Advocates: ICE Violating Due Process During Family Detention Release

By Jude Joffe-Block
July 27, 2015

 A federal judge ruled late Friday the federal government’s family detention facilities for migrant families are inadequate for children. But some immigrant rights advocates say there are already evident problems with how Immigration and Customs Enforcement releases families from detention.

While Friday’s court ruling stopped short of ordering the federal government to immediately release women and children held in the country’s three family detention facilities, ICE had already begun to release some families in recent weeks. Some immigration judges on Monday also granted some detained families bond in response to the Friday ruling, according to the San Antonio Express News.

A coalition of immigration attorneys sent a letter to Immigration and Customs Enforcement Monday alleging that officials are violating the due process rights of migrant families as they are being released from two detention facilities in Texas.

“Mothers are unable to see their attorneys when they want to,” said Karen Lucas of the American Immigration Lawyers Association, which was a signatory to the letter. “ICE is telling them things about their case that aren’t true and coercing them to take the most restrictive conditions on their release possible.”

The letter claims ICE agents are coercing women to agree to wear ankle bracelets before they are released, even in cases where the immigration judge did not require it.

Lucas said ICE is also failing to give mothers adequate information in their native languages about how to comply with the terms of their release, such as how to report to ICE and appear for mandatory immigration court hearings once they are out of detention and staying with releatives.

“They are leaving these mothers with little to no information — even in some cases misinformation — about what they need to do now that they have been released,” Lucas said. “They are setting mothers up for failure.”

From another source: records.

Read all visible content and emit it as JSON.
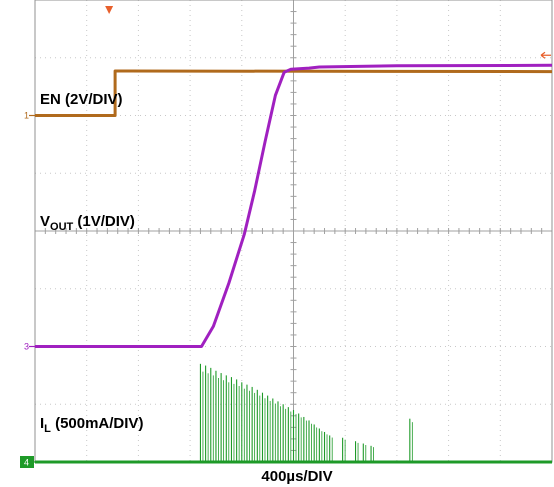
{
  "chart_data": {
    "type": "line",
    "title": "",
    "xlabel": "400µs/DIV",
    "x_divisions": 10,
    "y_divisions": 8,
    "grid": true,
    "xlim_div": [
      0,
      10
    ],
    "ylim_div": [
      0,
      8
    ],
    "series": [
      {
        "name": "EN (2V/DIV)",
        "channel_marker": "1",
        "color": "#b06a1c",
        "points_div": [
          [
            0.0,
            6.0
          ],
          [
            1.55,
            6.0
          ],
          [
            1.55,
            6.77
          ],
          [
            1.62,
            6.77
          ],
          [
            10.0,
            6.76
          ]
        ]
      },
      {
        "name": "VOUT (1V/DIV)",
        "channel_marker": "3",
        "color": "#a020c0",
        "points_div": [
          [
            0.0,
            2.0
          ],
          [
            3.22,
            2.0
          ],
          [
            3.45,
            2.35
          ],
          [
            3.75,
            3.1
          ],
          [
            4.05,
            3.95
          ],
          [
            4.25,
            4.7
          ],
          [
            4.45,
            5.55
          ],
          [
            4.65,
            6.35
          ],
          [
            4.82,
            6.75
          ],
          [
            4.95,
            6.8
          ],
          [
            5.3,
            6.82
          ],
          [
            5.5,
            6.84
          ],
          [
            7.0,
            6.86
          ],
          [
            10.0,
            6.87
          ]
        ]
      },
      {
        "name": "IL (500mA/DIV)",
        "channel_marker": "4",
        "color": "#1e9a28",
        "points_div": [
          [
            0.0,
            0.0
          ],
          [
            3.15,
            0.0
          ],
          [
            10.0,
            0.0
          ]
        ],
        "pulses_div": [
          [
            3.2,
            1.7
          ],
          [
            3.3,
            1.67
          ],
          [
            3.4,
            1.63
          ],
          [
            3.5,
            1.58
          ],
          [
            3.6,
            1.54
          ],
          [
            3.7,
            1.5
          ],
          [
            3.8,
            1.47
          ],
          [
            3.9,
            1.43
          ],
          [
            4.0,
            1.38
          ],
          [
            4.1,
            1.34
          ],
          [
            4.2,
            1.3
          ],
          [
            4.3,
            1.25
          ],
          [
            4.4,
            1.2
          ],
          [
            4.5,
            1.15
          ],
          [
            4.6,
            1.1
          ],
          [
            4.7,
            1.05
          ],
          [
            4.8,
            1.0
          ],
          [
            4.9,
            0.95
          ],
          [
            5.0,
            0.9
          ],
          [
            5.1,
            0.84
          ],
          [
            5.2,
            0.78
          ],
          [
            5.3,
            0.72
          ],
          [
            5.4,
            0.65
          ],
          [
            5.5,
            0.58
          ],
          [
            5.6,
            0.52
          ],
          [
            5.7,
            0.46
          ],
          [
            5.95,
            0.42
          ],
          [
            6.2,
            0.36
          ],
          [
            6.35,
            0.32
          ],
          [
            6.5,
            0.28
          ],
          [
            7.25,
            0.75
          ]
        ]
      }
    ],
    "channel_labels": [
      {
        "text": "EN (2V/DIV)"
      },
      {
        "text": "V",
        "sub": "OUT",
        "suffix": " (1V/DIV)"
      },
      {
        "text": "I",
        "sub": "L",
        "suffix": " (500mA/DIV)"
      }
    ],
    "channel_markers": [
      "1",
      "3",
      "4"
    ],
    "trigger_marker_color": "#e8602c",
    "time_label": "400µs/DIV"
  }
}
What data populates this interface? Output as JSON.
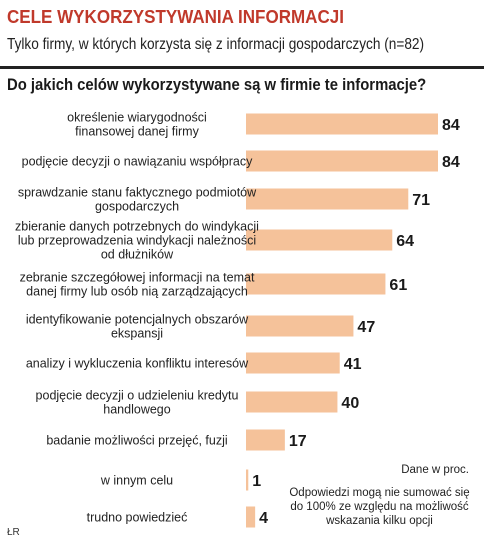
{
  "header": {
    "title": "CELE WYKORZYSTYWANIA INFORMACJI",
    "subtitle": "Tylko firmy, w których korzysta się z informacji gospodarczych (n=82)",
    "question": "Do jakich celów wykorzystywane są w firmie te informacje?"
  },
  "notes": {
    "units": "Dane w proc.",
    "sum": "Odpowiedzi mogą nie sumować się do 100% ze względu na możliwość wskazania kilku opcji"
  },
  "source": "ŁR",
  "colors": {
    "bar": "#f5c29a",
    "title": "#c0392b"
  },
  "chart_data": {
    "type": "bar",
    "orientation": "horizontal",
    "unit": "%",
    "xlim": [
      0,
      84
    ],
    "categories": [
      [
        "określenie wiarygodności",
        "finansowej danej firmy"
      ],
      [
        "podjęcie decyzji o nawiązaniu współpracy"
      ],
      [
        "sprawdzanie stanu faktycznego podmiotów",
        "gospodarczych"
      ],
      [
        "zbieranie danych potrzebnych do windykacji",
        "lub przeprowadzenia windykacji należności",
        "od dłużników"
      ],
      [
        "zebranie szczegółowej informacji na temat",
        "danej firmy lub osób nią zarządzających"
      ],
      [
        "identyfikowanie potencjalnych obszarów",
        "ekspansji"
      ],
      [
        "analizy i wykluczenia konfliktu interesów"
      ],
      [
        "podjęcie decyzji o udzieleniu kredytu",
        "handlowego"
      ],
      [
        "badanie możliwości przejęć, fuzji"
      ],
      [
        "w innym celu"
      ],
      [
        "trudno powiedzieć"
      ]
    ],
    "values": [
      84,
      84,
      71,
      64,
      61,
      47,
      41,
      40,
      17,
      1,
      4
    ]
  }
}
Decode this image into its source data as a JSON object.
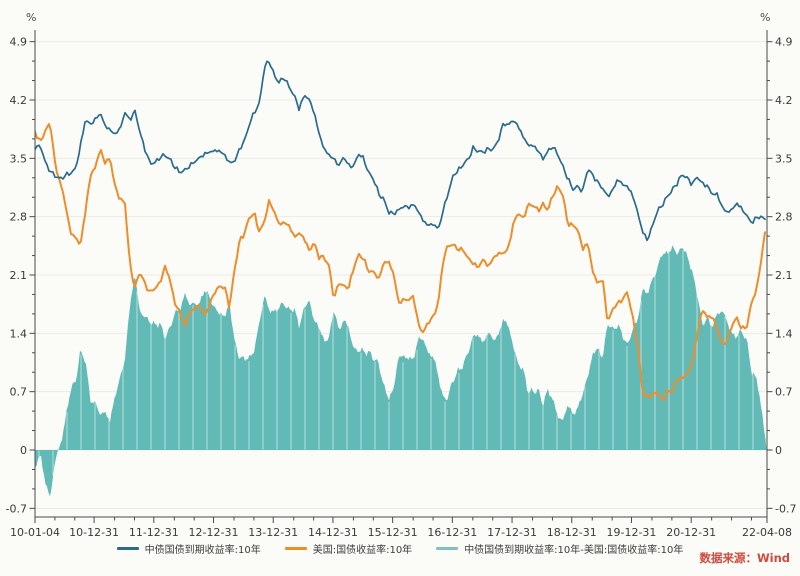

The Department of Homeland Security did not respond to a request to comment on these allegations.

But a spokeswoman said the agency is “disappointed with the court’s decision” in the latest ruling against family detention and will be responding to the judge by next Monday.

The judge gave the U.S. government until Monday to provide reasons for why she should not implement an order within 90 days to release all families with children from the existing detention facilities.